As Mark forecasted, The Hague’s Permanent Court of Arbitration handed down a ruling today on Abyei, the contentious border area that could prove the tinderbox for renewed civil war in Sudan. A bit surprisingly, the ruling effectively favored the North, shifting the borders of Abyei to award valuable oil fields to the government in Khartoum. Even more surprising, though, is that — for now at least — everybody seems happy with the decision.
Mutrif Siddig, the Sudanese foreign ministry under-secretary, said that Wednesday’s decision was a “step forward”.
“We respect this decision. And this decision is final and binding because all the parties agreed from the beginning that the decision of the court was binding and final,” he said.
Riek Machar, a representative of the Sudan People’s Liberation Movement (SPLM), which heads an autonomous regional government in the south, said that he hoped that the ruling would increase the chances for peace.
“We want peace. We think this decision is going to consolidate the peace,” he said. “We came to see justice and it’s a decision we will respect.”
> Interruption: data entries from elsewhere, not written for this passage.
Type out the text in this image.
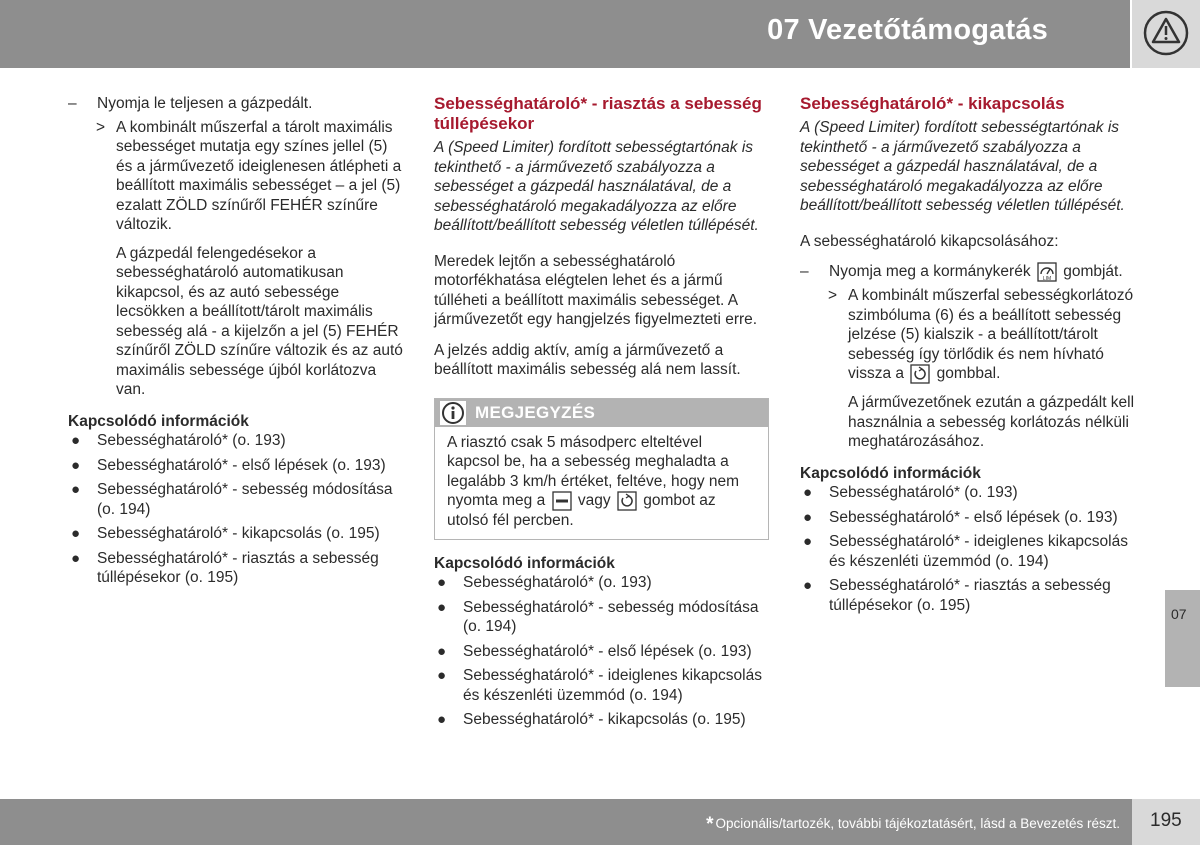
07 Vezetőtámogatás
– Nyomja le teljesen a gázpedált.
> A kombinált műszerfal a tárolt maximális sebességet mutatja egy színes jellel (5) és a járművezető ideiglenesen átlépheti a beállított maximális sebességet – a jel (5) ezalatt ZÖLD színűről FEHÉR színűre változik.
A gázpedál felengedésekor a sebességhatároló automatikusan kikapcsol, és az autó sebessége lecsökken a beállított/tárolt maximális sebesség alá - a kijelzőn a jel (5) FEHÉR színűről ZÖLD színűre változik és az autó maximális sebessége újból korlátozva van.
Kapcsolódó információk
● Sebességhatároló* (o. 193)
● Sebességhatároló* - első lépések (o. 193)
● Sebességhatároló* - sebesség módosítása (o. 194)
● Sebességhatároló* - kikapcsolás (o. 195)
● Sebességhatároló* - riasztás a sebesség túllépésekor (o. 195)
Sebességhatároló* - riasztás a sebesség túllépésekor

A (Speed Limiter) fordított sebességtartónak is tekinthető - a járművezető szabályozza a sebességet a gázpedál használatával, de a sebességhatároló megakadályozza az előre beállított/beállított sebesség véletlen túllépését.

Meredek lejtőn a sebességhatároló motorfékhatása elégtelen lehet és a jármű túlléheti a beállított maximális sebességet. A járművezetőt egy hangjelzés figyelmezteti erre.

A jelzés addig aktív, amíg a járművezető a beállított maximális sebesség alá nem lassít.

MEGJEGYZÉS
A riasztó csak 5 másodperc elteltével kapcsol be, ha a sebesség meghaladta a legalább 3 km/h értéket, feltéve, hogy nem nyomta meg a vagy gombot az utolsó fél percben.
Kapcsolódó információk
● Sebességhatároló* (o. 193)
● Sebességhatároló* - sebesség módosítása (o. 194)
● Sebességhatároló* - első lépések (o. 193)
● Sebességhatároló* - ideiglenes kikapcsolás és készenléti üzemmód (o. 194)
● Sebességhatároló* - kikapcsolás (o. 195)
Sebességhatároló* - kikapcsolás

A (Speed Limiter) fordított sebességtartónak is tekinthető - a járművezető szabályozza a sebességet a gázpedál használatával, de a sebességhatároló megakadályozza az előre beállított/beállított sebesség véletlen túllépését.

A sebességhatároló kikapcsolásához:

– Nyomja meg a kormánykerék LIM gombját.
> A kombinált műszerfal sebességkorlátozó szimbóluma (6) és a beállított sebesség jelzése (5) kialszik - a beállított/tárolt sebesség így törlődik és nem hívható vissza a gombbal.
A járművezetőnek ezután a gázpedált kell használnia a sebesség korlátozás nélküli meghatározásához.
Kapcsolódó információk
● Sebességhatároló* (o. 193)
● Sebességhatároló* - első lépések (o. 193)
● Sebességhatároló* - ideiglenes kikapcsolás és készenléti üzemmód (o. 194)
● Sebességhatároló* - riasztás a sebesség túllépésekor (o. 195)
07
* Opcionális/tartozék, további tájékoztatásért, lásd a Bevezetés részt. 195
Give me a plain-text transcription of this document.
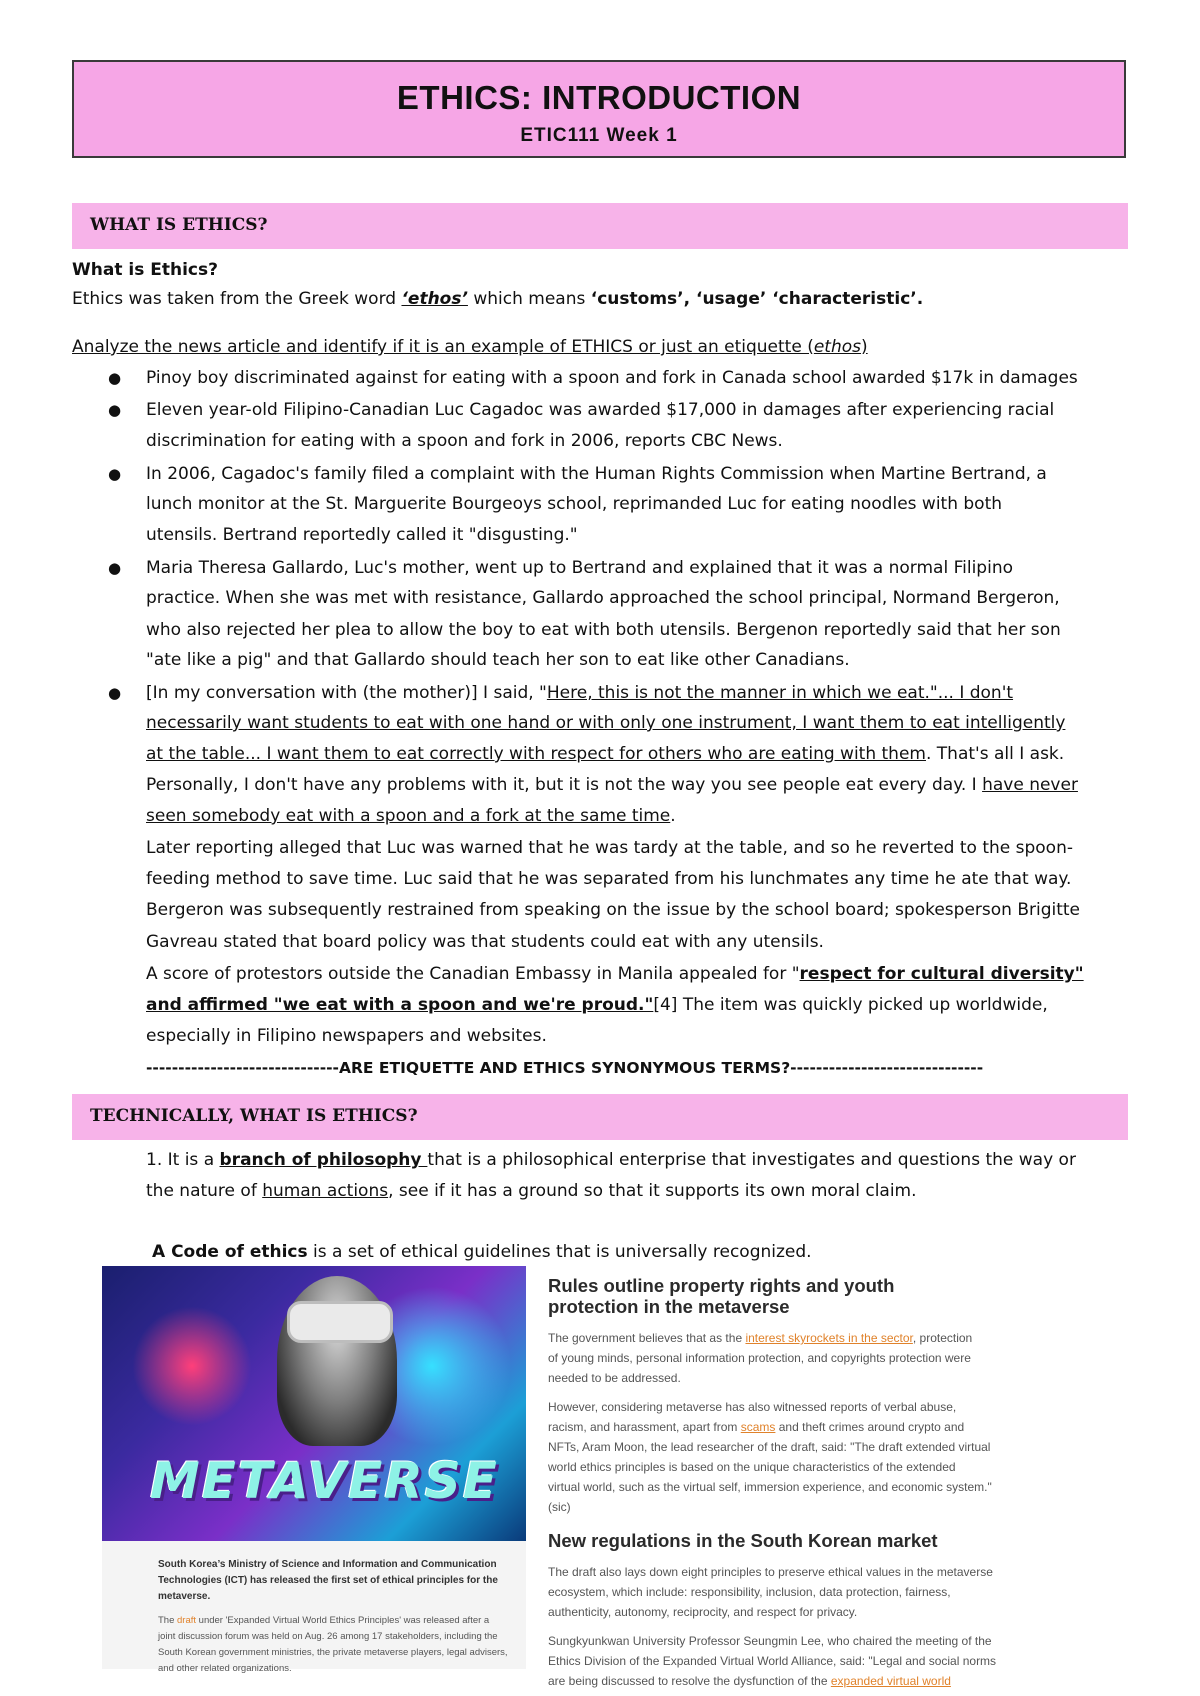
ETHICS: INTRODUCTION
ETIC111 Week 1
WHAT IS ETHICS?
What is Ethics?
Ethics was taken from the Greek word ‘ethos’ which means ‘customs’, ‘usage’ ‘characteristic’.
Analyze the news article and identify if it is an example of ETHICS or just an etiquette (ethos)
● Pinoy boy discriminated against for eating with a spoon and fork in Canada school awarded $17k in damages
● Eleven year-old Filipino-Canadian Luc Cagadoc was awarded $17,000 in damages after experiencing racial
discrimination for eating with a spoon and fork in 2006, reports CBC News.
● In 2006, Cagadoc's family filed a complaint with the Human Rights Commission when Martine Bertrand, a
lunch monitor at the St. Marguerite Bourgeoys school, reprimanded Luc for eating noodles with both
utensils. Bertrand reportedly called it "disgusting."
● Maria Theresa Gallardo, Luc's mother, went up to Bertrand and explained that it was a normal Filipino
practice. When she was met with resistance, Gallardo approached the school principal, Normand Bergeron,
who also rejected her plea to allow the boy to eat with both utensils. Bergenon reportedly said that her son
"ate like a pig" and that Gallardo should teach her son to eat like other Canadians.
● [In my conversation with (the mother)] I said, "Here, this is not the manner in which we eat."... I don't
necessarily want students to eat with one hand or with only one instrument, I want them to eat intelligently
at the table... I want them to eat correctly with respect for others who are eating with them. That's all I ask.
Personally, I don't have any problems with it, but it is not the way you see people eat every day. I have never
seen somebody eat with a spoon and a fork at the same time.
Later reporting alleged that Luc was warned that he was tardy at the table, and so he reverted to the spoon-
feeding method to save time. Luc said that he was separated from his lunchmates any time he ate that way.
Bergeron was subsequently restrained from speaking on the issue by the school board; spokesperson Brigitte
Gavreau stated that board policy was that students could eat with any utensils.
A score of protestors outside the Canadian Embassy in Manila appealed for "respect for cultural diversity"
and affirmed "we eat with a spoon and we're proud."[4] The item was quickly picked up worldwide,
especially in Filipino newspapers and websites.
------------------------------ARE ETIQUETTE AND ETHICS SYNONYMOUS TERMS?------------------------------
TECHNICALLY, WHAT IS ETHICS?
1. It is a branch of philosophy that is a philosophical enterprise that investigates and questions the way or
the nature of human actions, see if it has a ground so that it supports its own moral claim.
A Code of ethics is a set of ethical guidelines that is universally recognized.
METAVERSE
South Korea’s Ministry of Science and Information and Communication Technologies (ICT) has released the first set of ethical principles for the metaverse.
The draft under 'Expanded Virtual World Ethics Principles' was released after a joint discussion forum was held on Aug. 26 among 17 stakeholders, including the South Korean government ministries, the private metaverse players, legal advisers, and other related organizations.
Rules outline property rights and youth
protection in the metaverse
The government believes that as the interest skyrockets in the sector, protection
of young minds, personal information protection, and copyrights protection were
needed to be addressed.
However, considering metaverse has also witnessed reports of verbal abuse,
racism, and harassment, apart from scams and theft crimes around crypto and
NFTs, Aram Moon, the lead researcher of the draft, said: "The draft extended virtual
world ethics principles is based on the unique characteristics of the extended
virtual world, such as the virtual self, immersion experience, and economic system."
(sic)
New regulations in the South Korean market
The draft also lays down eight principles to preserve ethical values in the metaverse
ecosystem, which include: responsibility, inclusion, data protection, fairness,
authenticity, autonomy, reciprocity, and respect for privacy.
Sungkyunkwan University Professor Seungmin Lee, who chaired the meeting of the
Ethics Division of the Expanded Virtual World Alliance, said: "Legal and social norms
are being discussed to resolve the dysfunction of the expanded virtual world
Such punctiliousness is nice and all — particularly on the part of the South, which could be aggrieved at the ruling — but I don’t exactly share U.S. Sudan Envoy Scott Gration’s robust optimism at these rhetorical promises. It’s worth remembering that a deal was reached four years ago, through an objective commission that determined fair boundaries for Abyei, and that that ruling was also supposed to be “binding and final.” Diplomatic niceties were followed up to — and no farther than — the point of actually implementing the agreement.
One of the authors of the previous Abyei commission report, the very knowledgeable Douglas Johnson, says that “each side can come away feeling that they have been given something from this arrangement.” If that’s all it takes to get a viable resolution of the border dispute, then an oil field or two seems worth trading for peace. Let’s hope both North and South Sudan agree.